Raja Chari became one of 11 astronauts Friday to graduate from NASA’s Artemis program with the stated goal of getting humankind back on the moon by 2024.
The Indian American grew up in Cedar Falls, Iowa and says everyday he asks himself what he has done to get help us get back to the moon.
Chari graduated from both the Air Force Academy and MIT with degrees in aeronautics and astronautics. He has also flown combat missions over Iraq.
His mother reminded him at graduation that he’s wanted to fly since kindergarten.
“Apparently there was an opportunity to pose for different pictures of what you wanted to be, and she relayed that since I was 5 or 6 years old talking about being an astronaut and flying in general was something I was interested in,” he said to Iowa Public Radio.
Chari credits his father Sreenivas with instilling in him the value of education.

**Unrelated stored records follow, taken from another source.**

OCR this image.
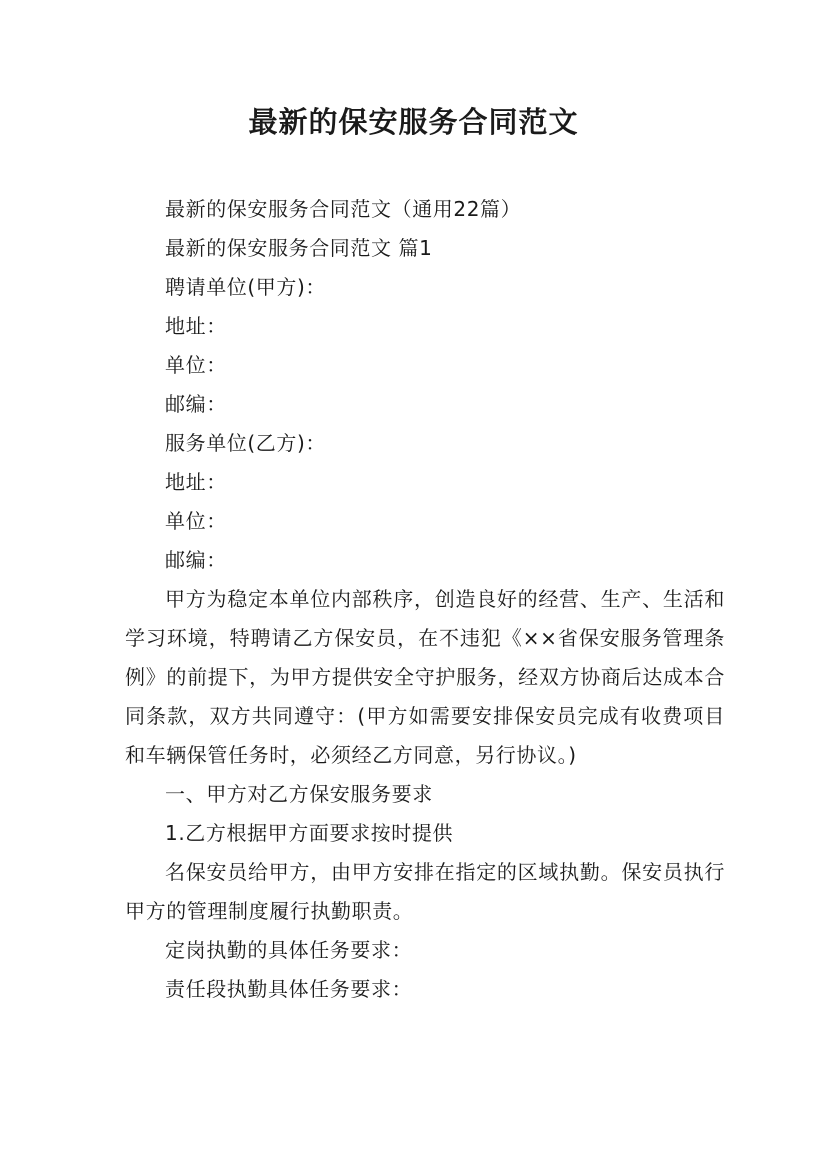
最新的保安服务合同范文

最新的保安服务合同范文（通用22篇）

最新的保安服务合同范文 篇1

聘请单位(甲方)：

地址：

单位：

邮编：

服务单位(乙方)：

地址：

单位：

邮编：

甲方为稳定本单位内部秩序，创造良好的经营、生产、生活和学习环境，特聘请乙方保安员，在不违犯《××省保安服务管理条例》的前提下，为甲方提供安全守护服务，经双方协商后达成本合同条款，双方共同遵守：(甲方如需要安排保安员完成有收费项目和车辆保管任务时，必须经乙方同意，另行协议。)

一、甲方对乙方保安服务要求

1.乙方根据甲方面要求按时提供

名保安员给甲方，由甲方安排在指定的区域执勤。保安员执行甲方的管理制度履行执勤职责。

定岗执勤的具体任务要求：

责任段执勤具体任务要求：
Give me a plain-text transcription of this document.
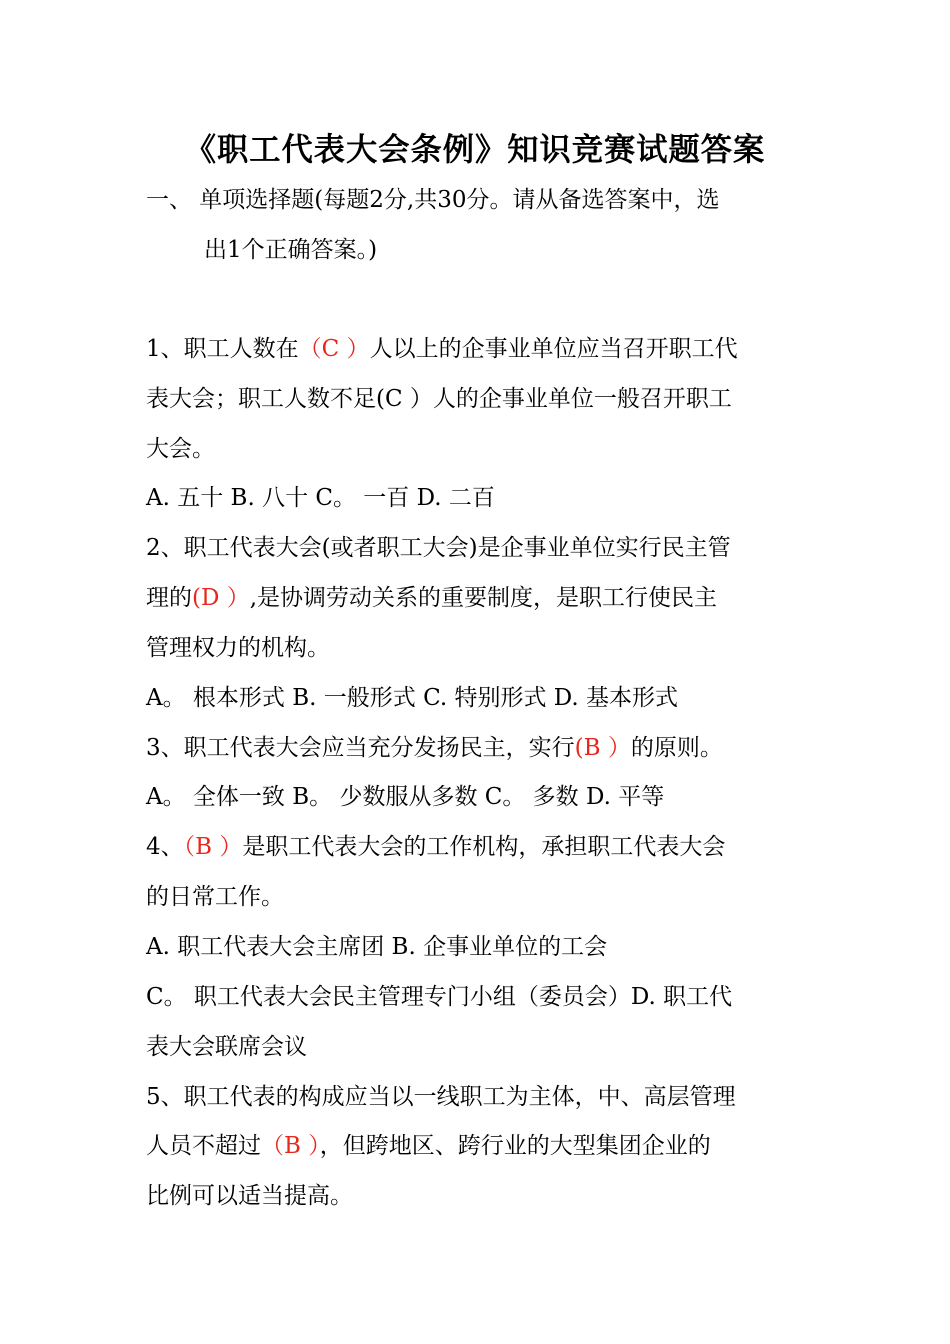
《职工代表大会条例》知识竞赛试题答案
一、 单项选择题(每题2分,共30分。请从备选答案中，选
出1个正确答案。)
1、职工人数在（C ）人以上的企事业单位应当召开职工代
表大会；职工人数不足(C ）人的企事业单位一般召开职工
大会。
A. 五十 B. 八十 C。 一百 D. 二百
2、职工代表大会(或者职工大会)是企事业单位实行民主管
理的(D ）,是协调劳动关系的重要制度，是职工行使民主
管理权力的机构。
A。 根本形式 B. 一般形式 C. 特别形式 D. 基本形式
3、职工代表大会应当充分发扬民主，实行(B ）的原则。
A。 全体一致 B。 少数服从多数 C。 多数 D. 平等
4、（B ）是职工代表大会的工作机构，承担职工代表大会
的日常工作。
A. 职工代表大会主席团 B. 企事业单位的工会
C。 职工代表大会民主管理专门小组（委员会）D. 职工代
表大会联席会议
5、职工代表的构成应当以一线职工为主体，中、高层管理
人员不超过（B ），但跨地区、跨行业的大型集团企业的
比例可以适当提高。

“One thing from India that he brought with him was that school and education is a privilege, it’s not a right. And that was something that was very, very much enforced in our house and we never took for granted the fact we got to go to school,” he said to the Tribune.
NASA has high hopes for its first graduates from its Artemis Program.
“The new graduates may be assigned to missions destined for the International Space Station, the Moon, and ultimately, Mars. With a goal of sustainable lunar exploration later this decade, NASA will send the first woman and next man to the surface on the Moon by 2024. Additional lunar missions are planned once a year thereafter and human exploration of Mars is targeted for the mid-2030s,” the agency said.